Sa personnalité ajoute à cette aura. Son physique à la James Dean en a fait un modèle pour les
campagnes publicitaires de Dior hommes et Paul Smith.
Né à Louvain en 1983 et vivant à Anvers, Rinus Van de Velde fit des études d’art à Anvers et Gand et
débuta comme sculpteur et dessinateur (en couleurs).
Vite, il choisit sa voie, hautement reconnaissable : de très grands dessins réalistes noir et blanc au
fusain, comme des story-boards de films, où il se met en scène avec tout autour du dessin, de longs
textes qui font partie de l’œuvre.
Noir et blanc
Sa cote a vite grimpé et il faut débourser aujourd’hui 40 000 euros pour un de ses dessins.

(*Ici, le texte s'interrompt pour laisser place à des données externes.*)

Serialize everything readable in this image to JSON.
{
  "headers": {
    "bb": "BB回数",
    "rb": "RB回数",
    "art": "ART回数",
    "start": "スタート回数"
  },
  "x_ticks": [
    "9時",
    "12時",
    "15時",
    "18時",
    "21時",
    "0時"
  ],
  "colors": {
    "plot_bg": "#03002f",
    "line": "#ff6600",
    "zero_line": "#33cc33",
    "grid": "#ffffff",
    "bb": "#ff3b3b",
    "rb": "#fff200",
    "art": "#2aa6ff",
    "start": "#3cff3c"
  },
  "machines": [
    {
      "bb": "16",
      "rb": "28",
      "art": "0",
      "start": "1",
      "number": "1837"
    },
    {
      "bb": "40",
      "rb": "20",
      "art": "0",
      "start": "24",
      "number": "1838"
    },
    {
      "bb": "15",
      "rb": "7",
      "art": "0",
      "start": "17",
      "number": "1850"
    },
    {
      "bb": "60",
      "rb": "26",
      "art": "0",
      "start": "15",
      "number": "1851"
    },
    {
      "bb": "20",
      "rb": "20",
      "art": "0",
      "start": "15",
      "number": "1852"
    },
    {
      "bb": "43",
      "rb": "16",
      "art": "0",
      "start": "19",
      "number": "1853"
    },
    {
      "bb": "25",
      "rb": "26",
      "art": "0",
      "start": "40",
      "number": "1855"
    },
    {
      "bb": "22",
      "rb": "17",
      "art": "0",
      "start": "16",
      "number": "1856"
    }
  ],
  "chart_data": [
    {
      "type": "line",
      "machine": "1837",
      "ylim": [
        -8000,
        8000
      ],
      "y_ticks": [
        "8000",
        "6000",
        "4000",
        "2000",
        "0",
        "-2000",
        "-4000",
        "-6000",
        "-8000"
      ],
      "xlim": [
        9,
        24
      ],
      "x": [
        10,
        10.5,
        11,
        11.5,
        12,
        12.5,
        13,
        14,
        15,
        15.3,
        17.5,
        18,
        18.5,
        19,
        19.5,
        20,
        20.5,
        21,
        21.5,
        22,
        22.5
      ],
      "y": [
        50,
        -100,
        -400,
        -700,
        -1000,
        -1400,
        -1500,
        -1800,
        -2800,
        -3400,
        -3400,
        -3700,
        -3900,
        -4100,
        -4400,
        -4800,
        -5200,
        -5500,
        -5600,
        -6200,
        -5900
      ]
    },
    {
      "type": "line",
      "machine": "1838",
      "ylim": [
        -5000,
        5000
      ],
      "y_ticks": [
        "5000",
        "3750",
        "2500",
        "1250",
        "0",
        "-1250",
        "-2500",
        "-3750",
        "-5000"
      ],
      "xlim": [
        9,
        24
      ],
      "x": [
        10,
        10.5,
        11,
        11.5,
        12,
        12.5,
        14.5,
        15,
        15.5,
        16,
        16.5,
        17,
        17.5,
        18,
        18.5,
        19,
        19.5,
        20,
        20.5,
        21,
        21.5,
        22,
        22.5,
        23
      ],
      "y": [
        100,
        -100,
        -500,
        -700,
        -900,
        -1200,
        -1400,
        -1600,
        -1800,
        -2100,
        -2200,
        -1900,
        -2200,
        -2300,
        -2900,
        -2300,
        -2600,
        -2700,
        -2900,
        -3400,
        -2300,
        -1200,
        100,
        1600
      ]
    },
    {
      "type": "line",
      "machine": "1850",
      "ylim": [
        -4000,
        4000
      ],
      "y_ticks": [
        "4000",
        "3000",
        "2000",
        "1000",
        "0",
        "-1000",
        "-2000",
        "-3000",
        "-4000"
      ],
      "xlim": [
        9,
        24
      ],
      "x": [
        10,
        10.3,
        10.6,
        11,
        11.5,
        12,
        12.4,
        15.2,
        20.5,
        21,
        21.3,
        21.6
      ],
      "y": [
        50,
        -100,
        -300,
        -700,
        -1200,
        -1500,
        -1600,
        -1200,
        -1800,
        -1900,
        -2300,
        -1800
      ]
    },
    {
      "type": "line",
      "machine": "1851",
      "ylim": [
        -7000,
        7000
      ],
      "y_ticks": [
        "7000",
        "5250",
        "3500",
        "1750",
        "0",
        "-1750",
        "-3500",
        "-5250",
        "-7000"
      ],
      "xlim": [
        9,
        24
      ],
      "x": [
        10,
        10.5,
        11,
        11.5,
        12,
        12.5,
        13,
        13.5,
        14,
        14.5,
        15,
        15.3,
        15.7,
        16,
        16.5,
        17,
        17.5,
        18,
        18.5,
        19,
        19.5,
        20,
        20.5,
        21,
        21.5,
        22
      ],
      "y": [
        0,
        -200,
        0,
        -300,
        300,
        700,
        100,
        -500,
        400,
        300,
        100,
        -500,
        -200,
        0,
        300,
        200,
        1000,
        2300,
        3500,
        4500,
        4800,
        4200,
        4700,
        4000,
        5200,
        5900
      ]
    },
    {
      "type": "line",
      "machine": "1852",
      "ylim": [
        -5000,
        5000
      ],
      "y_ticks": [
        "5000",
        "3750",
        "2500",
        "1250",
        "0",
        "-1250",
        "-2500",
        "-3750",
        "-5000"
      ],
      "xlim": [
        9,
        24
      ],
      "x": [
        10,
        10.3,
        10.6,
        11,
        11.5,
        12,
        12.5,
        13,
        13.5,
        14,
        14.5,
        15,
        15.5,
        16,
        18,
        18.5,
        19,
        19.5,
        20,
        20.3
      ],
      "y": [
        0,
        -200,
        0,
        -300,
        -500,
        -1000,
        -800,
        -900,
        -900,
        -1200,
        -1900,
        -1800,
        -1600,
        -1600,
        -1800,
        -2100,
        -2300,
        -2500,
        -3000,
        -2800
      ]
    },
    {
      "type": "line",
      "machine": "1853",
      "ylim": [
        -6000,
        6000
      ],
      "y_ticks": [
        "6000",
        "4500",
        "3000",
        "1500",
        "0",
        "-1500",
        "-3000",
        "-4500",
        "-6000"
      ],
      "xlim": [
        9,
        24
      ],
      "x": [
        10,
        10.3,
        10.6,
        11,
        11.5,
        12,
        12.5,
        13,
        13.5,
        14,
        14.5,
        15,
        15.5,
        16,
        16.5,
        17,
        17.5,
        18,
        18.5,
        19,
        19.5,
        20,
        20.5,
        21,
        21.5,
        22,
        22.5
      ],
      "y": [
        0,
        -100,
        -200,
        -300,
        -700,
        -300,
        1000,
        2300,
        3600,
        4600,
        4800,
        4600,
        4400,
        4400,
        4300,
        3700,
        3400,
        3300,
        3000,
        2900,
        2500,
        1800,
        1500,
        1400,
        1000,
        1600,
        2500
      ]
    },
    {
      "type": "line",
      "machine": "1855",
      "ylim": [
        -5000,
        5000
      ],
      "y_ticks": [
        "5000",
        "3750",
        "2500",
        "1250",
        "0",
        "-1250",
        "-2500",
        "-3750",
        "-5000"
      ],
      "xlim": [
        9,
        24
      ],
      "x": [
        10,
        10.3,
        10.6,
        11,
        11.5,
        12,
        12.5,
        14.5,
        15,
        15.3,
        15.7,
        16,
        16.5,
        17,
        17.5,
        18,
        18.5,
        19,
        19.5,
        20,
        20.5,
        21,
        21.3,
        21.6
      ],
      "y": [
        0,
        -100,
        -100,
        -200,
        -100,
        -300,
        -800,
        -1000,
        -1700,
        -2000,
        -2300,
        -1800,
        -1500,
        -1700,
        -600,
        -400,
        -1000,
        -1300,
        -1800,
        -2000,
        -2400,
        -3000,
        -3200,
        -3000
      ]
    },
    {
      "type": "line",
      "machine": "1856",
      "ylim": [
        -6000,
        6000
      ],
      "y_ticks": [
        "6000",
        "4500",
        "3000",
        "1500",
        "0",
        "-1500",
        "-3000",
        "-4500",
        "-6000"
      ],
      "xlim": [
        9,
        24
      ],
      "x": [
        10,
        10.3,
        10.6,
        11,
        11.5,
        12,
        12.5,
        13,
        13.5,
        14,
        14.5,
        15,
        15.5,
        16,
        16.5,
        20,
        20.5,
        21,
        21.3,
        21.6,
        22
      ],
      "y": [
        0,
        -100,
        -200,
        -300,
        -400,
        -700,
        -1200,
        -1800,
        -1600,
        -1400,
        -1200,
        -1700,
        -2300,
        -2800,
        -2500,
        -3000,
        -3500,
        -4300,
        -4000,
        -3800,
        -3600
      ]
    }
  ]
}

On explique qu’il est obsédé par son travail, du matin au soir, sept jours sur sept. Il y pense sans
cesse, ne s’accordant pas d’autre repos que de manger toujours à la même brasserie Stanny, près de
chez lui.
Philippe Van Cauteren, le directeur du Smak, lui a proposé une expo et il a choisi de ne prendre
qu’une salle, une grande, et d’y créer une œuvre neuve, totale : neuf grands dessins monumentaux,
chacun de six mètres de long sur trois mètres de haut, au fusain, en noir et blanc. Comme toujours
entourés de textes, sur le dessin même et sur les murs du musée.
Décor amazonien
Il y ajoute cette fois un grand décor qui occupe tout le centre de la salle. Une vision de la jungle en
carton-pâte avec des fleurs tropicales de papiers peints en vert, un bateau prêt à remonter l’Amazone
mais en bois et une vague gigantesque prête à déferler, en mousse et peinte en bleu. Vite, on
remarque que ce décor a servi de modèle aux dessins sur les murs et que sur chaque dessin, un des
personnages est Rinus Van de Velde lui-même.
Virtuosité
L’ensemble et la virtuosité du dessin impressionnent. Cela raconte un roman que l’artiste a
redécouvert. "Donogoo Tonka ou Les miracles de la science" écrit par Jules Romains en 1920.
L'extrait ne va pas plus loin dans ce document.